この書類を出さないと、かなりの確率で不許可になる

〇採用経緯および職務内容説明書

会社の事業内容、今般の採用経緯、当該外国人が担当する職務内容、給与体系、今後のキャリアプラン、労働契約の補足説明などを書く書類です。書式は自由です。通常、A4用紙に、3~10枚くらいで書くことが多いです。場合によっては、入社3年目までの育成計画書や組織図などを添付することもあります。また、今回の外国人採用を機に、新規事業を開始する場合(例えば、これまで国内販売のみだった会社が貿易事業を開始するような場合)には、その貿易事業に関する事業計画書、収支予算書(今後2年分)、取引候補先の詳細情報、新規事業計画に関する役員会の議事録なども添付します。その他、当該事業に関して政府や自治体の補助金、助成金が出ている場合には、その関連資料も添付したほうがよいでしょう。

〇本国の教育制度と現行運用についての調査資料

査証免除国(簡単にいうと欧米先進国、韓国、シンガポールなど。ビザなしで双方の国に観光目的での入国ができる国)の場合、不要とされることが多いですが、アジア、中南米、アフリカ諸国の場合、本国の教育制度に関する説明書類と根拠書類を求められることがあります。
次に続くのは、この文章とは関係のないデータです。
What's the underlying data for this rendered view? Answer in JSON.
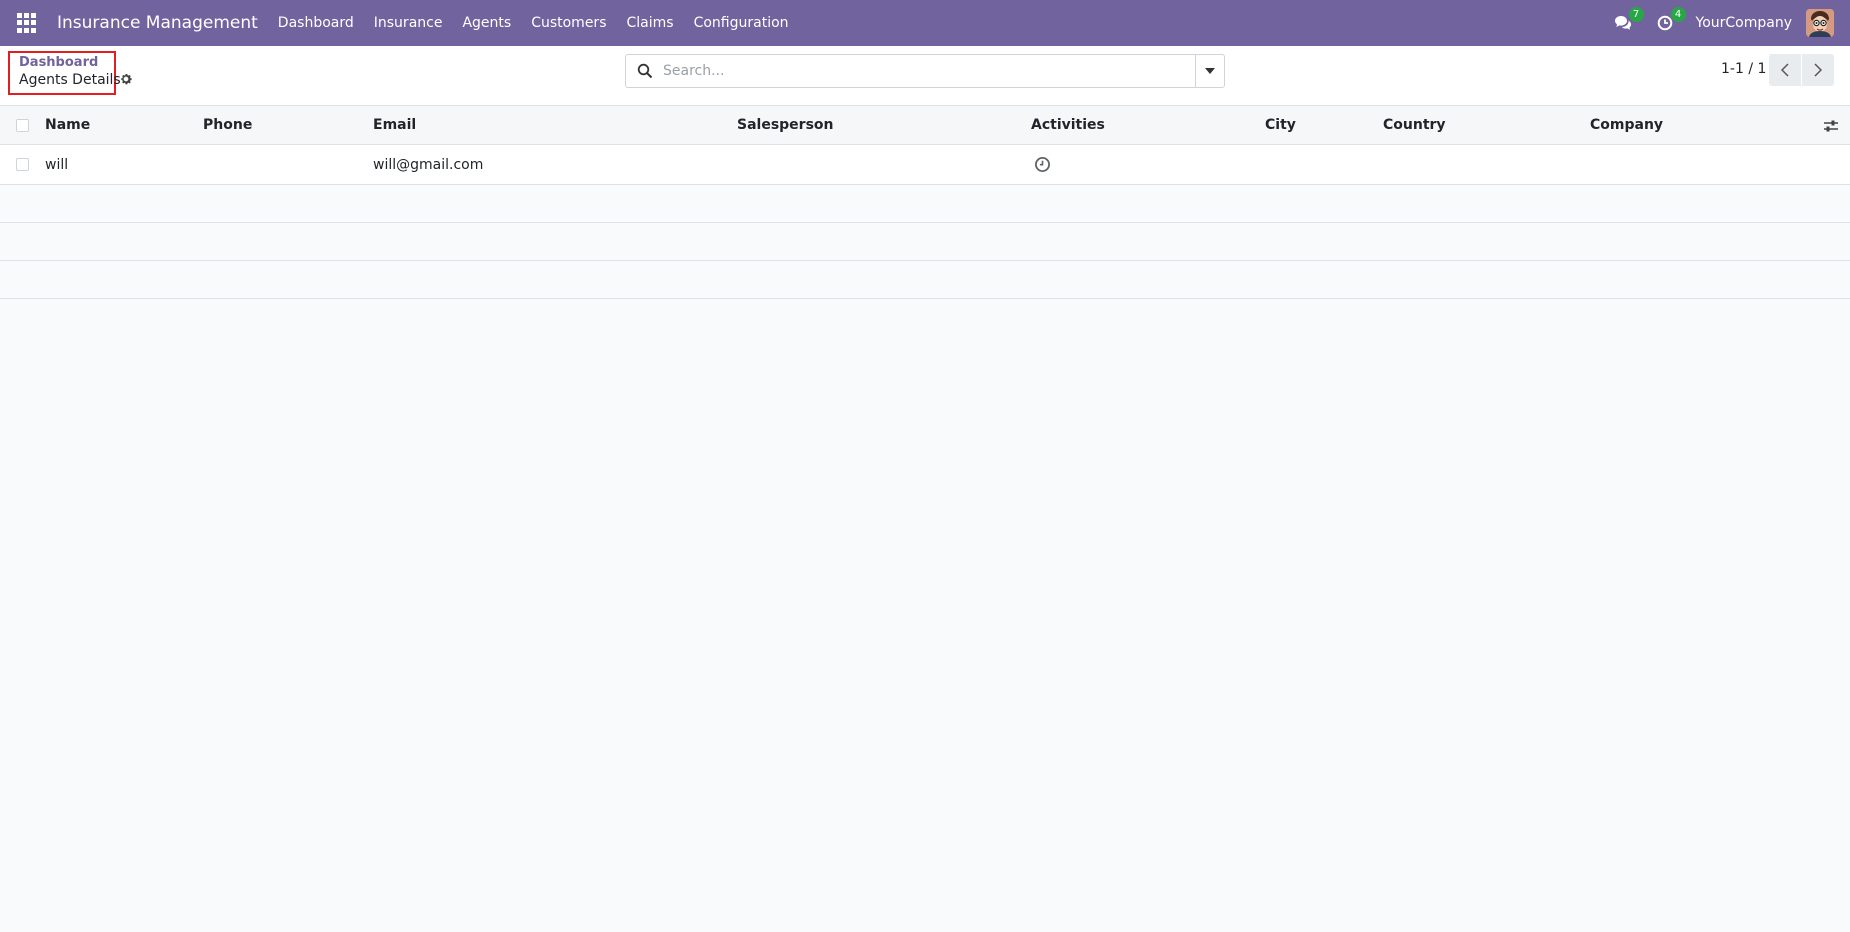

当事務所のようなビザ専門事務所に依頼されている場合、事務所側で調査、作成しますが、自社で手続きされる場合は、文部科学省や外務省で公開されている資料、関連文献などを添付します。また。本国大使館や本国の官憲等にて直接確認したほうがよい場合もあります。大使館によっては、詳細な資料を配布していることもあります。いずれの場合も、日本語訳が必要です。

〇翻訳書類

本国の高騰教育機関(大学院、大学、高等専門学校、職業大学校など)を卒業している場合、卒業証明書や学位証明書などの日本語訳も必要です。建前としては、翻訳は誰がやってもOKとなっていますが、実際は専門の翻訳会社に依頼したほうがよいです。なぜなら、本人自身が、本国の教育制度を明確に理解していないことも多く、難解な学術用語を正確な日本語で訳すのは、専門家でもなかなか難しいからです。過去に実際にあった事例なのですが、本当は〇〇専門大学院修了(日本の大学院1年次修了相当)と訳すべきなのに専門学校卒業と書いてしまったばかりに、就労ビザが不許可となってしまったケースがあったようです。